Then in came the little doctor, running up to me and insisting on embracing me (because I was in his own house), pulling down my head and kissing me on each cheek, at which I blushed greatly, though I had not blushed when madame kissed me. And then came my captain and Captain Lewis, and everyone talked at once, asking all manner of questions on all manner of subjects, and I had scarcely a chance to say another word to Pelagie.

And then came dinner. As usual, madame put me beside her, and Pelagie sat at the other end of the table. But there was no scorning this time, and I had better chance to look at her than if she sat beside me, and perhaps that was best, for my eyes could say to her much more than my lips would dare in such a company.

Narcisse waited on the table, and was all smiles of welcome; and half-way through dinner, on some pretext or other, in came Clotilde, and greeted me, half crying through her smiles at memory of our trials together. And last of all came Yorke, grinning from ear to ear, and "declarin' to gracious I'd growed a foot sence," whereupon I was of a mind to thrash him on the spot, and told him so, which made him grin the more, if that were possible.

It was a grand dinner, and I told Madame Saugrain I had never tasted in Paris anything half so good as her wild turkey and croquecignolles and gooseberry wine, which I meant with all my heart, and which greatly pleased her housewifely soul.

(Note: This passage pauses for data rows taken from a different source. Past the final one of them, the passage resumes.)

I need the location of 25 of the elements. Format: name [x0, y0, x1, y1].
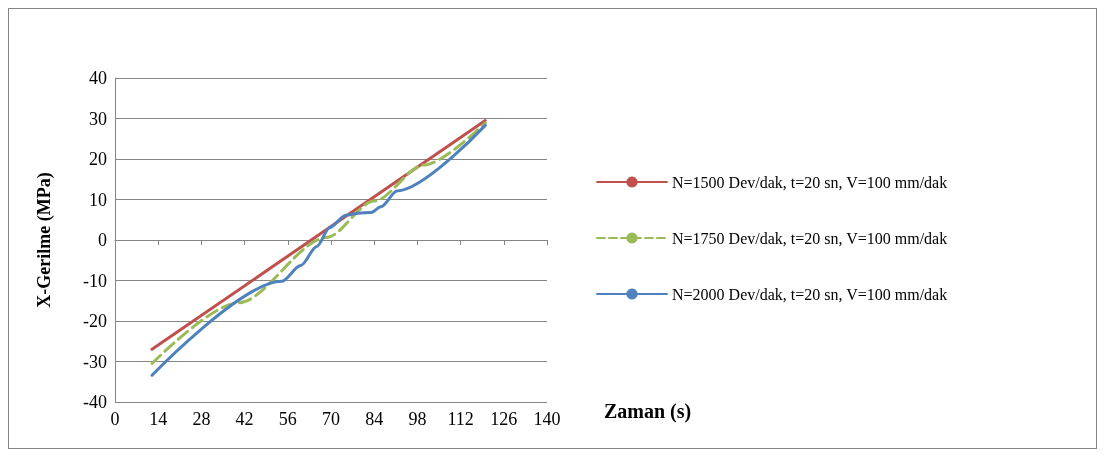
x-tick-label: 42 — [235, 409, 254, 429]
y-tick-label: 40 — [89, 68, 107, 88]
x-tick-label: 28 — [192, 409, 211, 429]
x-tick-label: 140 — [533, 409, 561, 429]
y-tick-label: 10 — [89, 189, 107, 210]
legend-label: N=2000 Dev/dak, t=20 sn, V=100 mm/dak — [672, 285, 948, 303]
x-tick-label: 98 — [408, 409, 427, 429]
x-tick-label: 14 — [149, 409, 168, 429]
y-tick-label: -30 — [83, 351, 107, 372]
x-tick-label: 112 — [447, 409, 474, 429]
x-tick-label: 70 — [322, 409, 340, 429]
y-tick-label: 0 — [98, 230, 107, 250]
x-axis-title: Zaman (s) — [604, 400, 692, 423]
y-tick-label: 30 — [89, 108, 107, 129]
y-tick-label: -20 — [83, 311, 107, 331]
y-tick-label: -10 — [83, 270, 107, 291]
y-axis-title: X-Gerilme (MPa) — [34, 172, 55, 308]
x-tick-label: 0 — [110, 409, 120, 429]
legend-label: N=1750 Dev/dak, t=20 sn, V=100 mm/dak — [672, 229, 948, 247]
y-tick-label: 20 — [89, 149, 107, 169]
y-tick-label: -40 — [83, 392, 107, 412]
x-tick-label: 126 — [490, 409, 518, 429]
x-tick-label: 56 — [278, 409, 297, 429]
x-tick-label: 84 — [365, 409, 384, 429]
legend-label: N=1500 Dev/dak, t=20 sn, V=100 mm/dak — [672, 173, 948, 191]
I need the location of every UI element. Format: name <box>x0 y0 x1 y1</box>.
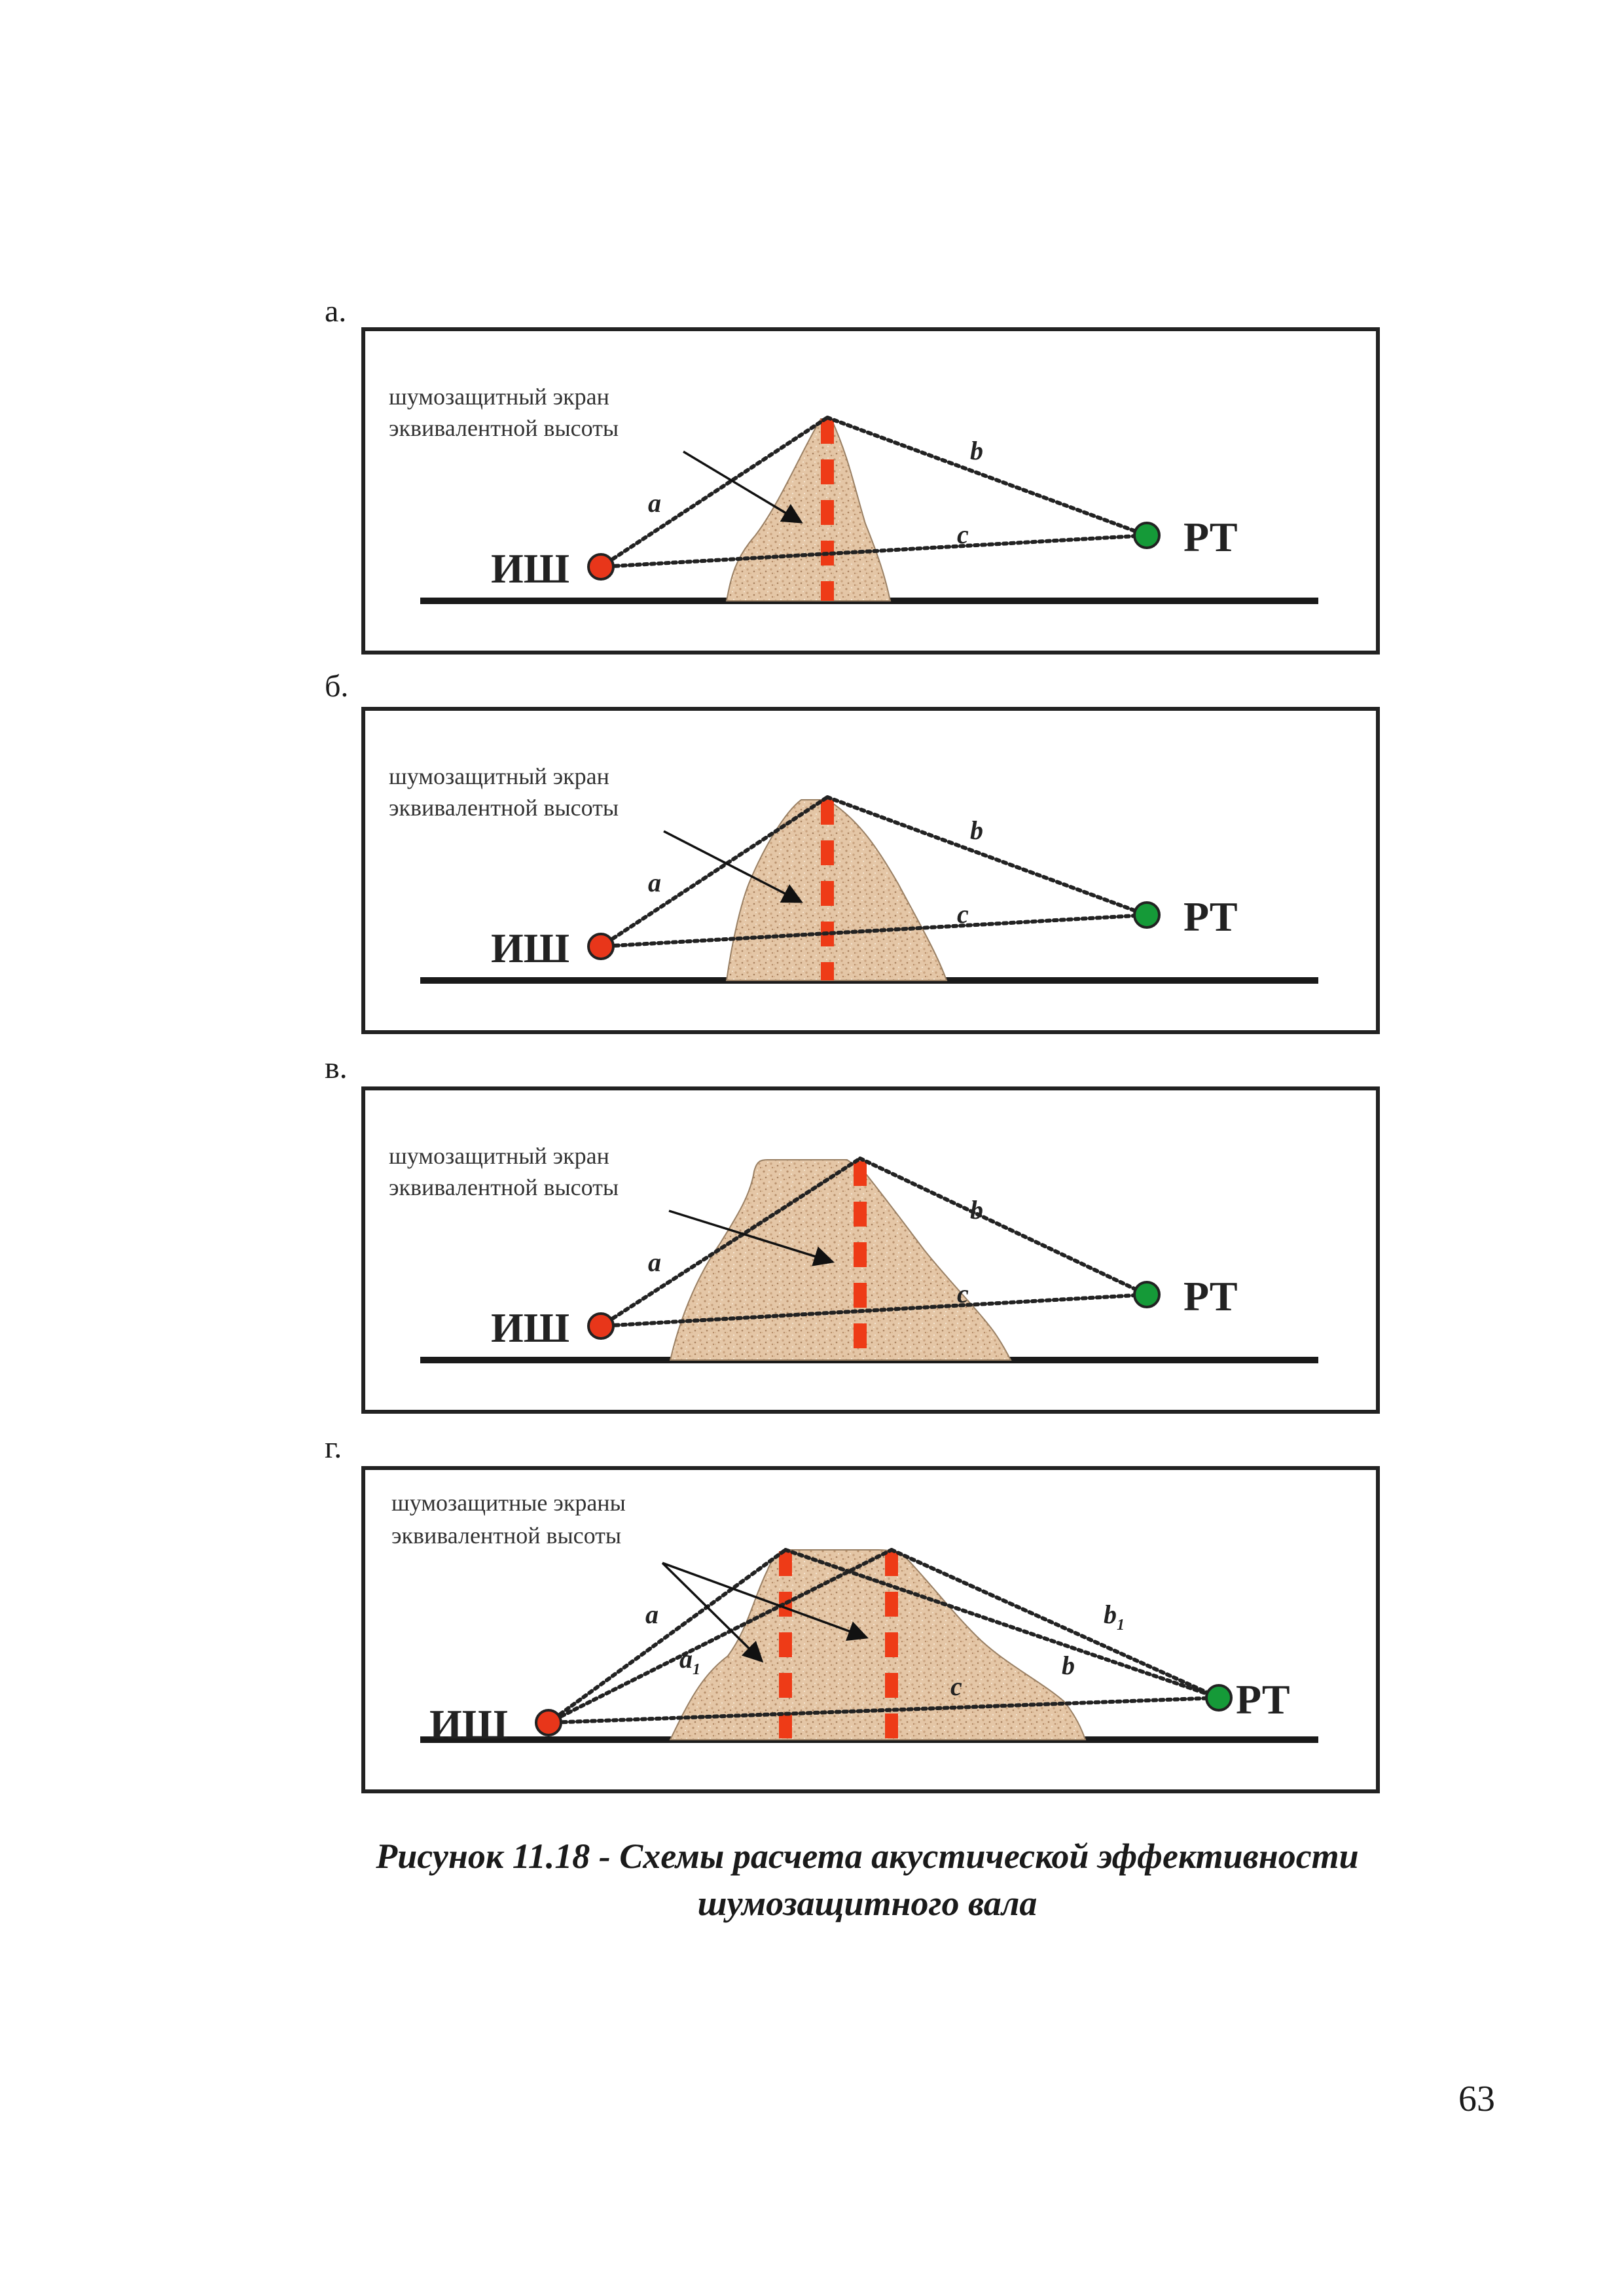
ray-a1-letter: a <box>679 1644 693 1674</box>
ray-a <box>599 795 829 948</box>
receiver-point-label: РТ <box>1183 893 1238 940</box>
noise-source-label: ИШ <box>491 925 569 971</box>
note-line-1: шумозащитный экран <box>389 1143 609 1169</box>
ray-c <box>599 1293 1149 1328</box>
ray-b1-letter: b <box>1104 1600 1117 1629</box>
panel-g-letter: г. <box>325 1430 342 1465</box>
ray-b <box>825 795 1149 917</box>
panel-a-letter: а. <box>325 294 347 329</box>
ray-b1-subscript: 1 <box>1117 1617 1125 1634</box>
ray-c <box>599 913 1149 948</box>
note-line-2: эквивалентной высоты <box>389 1174 619 1200</box>
figure-caption: Рисунок 11.18 - Схемы расчета акустическ… <box>0 1833 1624 1927</box>
panel-a-diagram: шумозащитный экран эквивалентной высоты … <box>361 327 1380 655</box>
receiver-point-label: РТ <box>1183 514 1238 560</box>
panel-v-letter: в. <box>325 1050 348 1085</box>
receiver-point-marker <box>1205 1684 1233 1712</box>
receiver-point-marker <box>1133 901 1161 929</box>
ray-b1 <box>784 1548 1221 1700</box>
noise-source-label: ИШ <box>491 545 569 592</box>
pointer-arrow-1 <box>661 1562 764 1663</box>
panel-g-diagram: шумозащитные экраны эквивалентной высоты… <box>361 1466 1380 1793</box>
note-line-2: эквивалентной высоты <box>389 415 619 441</box>
noise-source-marker <box>587 933 615 960</box>
ray-c <box>547 1696 1221 1725</box>
receiver-point-marker <box>1133 522 1161 549</box>
ray-a <box>547 1548 787 1725</box>
ray-c-label: c <box>950 1672 962 1701</box>
ray-c-label: c <box>957 1279 969 1308</box>
ray-a <box>599 1157 862 1328</box>
caption-line-2: шумозащитного вала <box>697 1884 1038 1923</box>
receiver-point-label: РТ <box>1236 1676 1290 1723</box>
ray-c-label: c <box>957 520 969 549</box>
noise-source-marker <box>535 1709 562 1736</box>
pointer-arrow <box>668 1210 835 1266</box>
pointer-arrow-2 <box>662 1562 869 1641</box>
page-number: 63 <box>1458 2079 1495 2119</box>
ray-b-label: b <box>970 436 983 465</box>
noise-source-label: ИШ <box>491 1304 569 1351</box>
pointer-arrow <box>683 450 803 524</box>
noise-source-marker <box>587 1312 615 1340</box>
receiver-point-marker <box>1133 1281 1161 1308</box>
ray-a1-subscript: 1 <box>693 1661 700 1678</box>
ray-a-label: a <box>648 1247 661 1277</box>
ray-c <box>599 533 1149 569</box>
note-line-1: шумозащитные экраны <box>391 1490 626 1516</box>
panel-b-letter: б. <box>325 669 349 704</box>
ray-a-label: a <box>648 868 661 897</box>
receiver-point-label: РТ <box>1183 1273 1238 1319</box>
pointer-arrow <box>663 830 803 903</box>
ray-c-label: c <box>957 899 969 929</box>
ray-b-label: b <box>970 816 983 845</box>
ray-b-label: b <box>970 1195 983 1225</box>
ray-a <box>599 416 829 569</box>
panel-v-diagram: шумозащитный экран эквивалентной высоты … <box>361 1086 1380 1414</box>
ray-b <box>890 1548 1221 1700</box>
note-line-2: эквивалентной высоты <box>389 795 619 821</box>
ray-a-label: a <box>645 1600 659 1629</box>
ray-a-label: a <box>648 488 661 518</box>
note-line-2: эквивалентной высоты <box>391 1522 621 1549</box>
ray-b <box>825 416 1149 537</box>
panel-b-diagram: шумозащитный экран эквивалентной высоты … <box>361 707 1380 1034</box>
noise-source-label: ИШ <box>429 1701 508 1748</box>
ray-a1-label: a1 <box>679 1644 700 1678</box>
ray-b <box>858 1157 1149 1297</box>
ray-b-label: b <box>1062 1651 1075 1680</box>
ray-a1 <box>547 1548 893 1725</box>
note-line-1: шумозащитный экран <box>389 384 609 410</box>
caption-line-1: Рисунок 11.18 - Схемы расчета акустическ… <box>376 1837 1359 1876</box>
ray-b1-label: b1 <box>1104 1600 1125 1634</box>
note-line-1: шумозащитный экран <box>389 763 609 789</box>
noise-source-marker <box>587 553 615 581</box>
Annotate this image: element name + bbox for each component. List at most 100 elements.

Back in the living-room, when dinner was over, I missed something, and looked around the room to discover what it was. It was the long French mirror in which I had once watched Pelagie—the pride of madame's heart.

"Why, madame," I said, "what have you done with your mirror?"

She shrugged her shoulders and looked ruefully at her husband.

"Antoine," she said, "needed some quicksilver for his experiments. Voilà! my mirror!"

I glanced at Dr. Saugrain; he blushed and looked guilty, and so, for some reason, I thought, did Captain Lewis.

"I will explain," said my captain. "You must know, my lad, that these two," indicating the doctor and Captain Lewis with a wave of his hand, "have been confederates all winter in black art. They have lived in the laboratory, and the instruments they have evolved for our trip up the Missouri and over the mountains are fearful and wonderful to behold. We are each of us provided with a box of little phosphorus sticks by which we are to do away entirely with all use of tinder. But much more wonderful than those, out of madame's mirror Dr. Saugrain has fashioned little glass tubes holding quicksilver, and with a measure laid off on the side by which we may be able to tell just how hot or how cold it may be. And more wonderful still, he has fashioned other little tubes by which we are to tell when it is going to storm and when it will be fair weather. And I cannot begin to tell you all the wonderful appliances this magician has fashioned for our comfort and safety this winter, aided and abetted by his willing slave, Captain Lewis."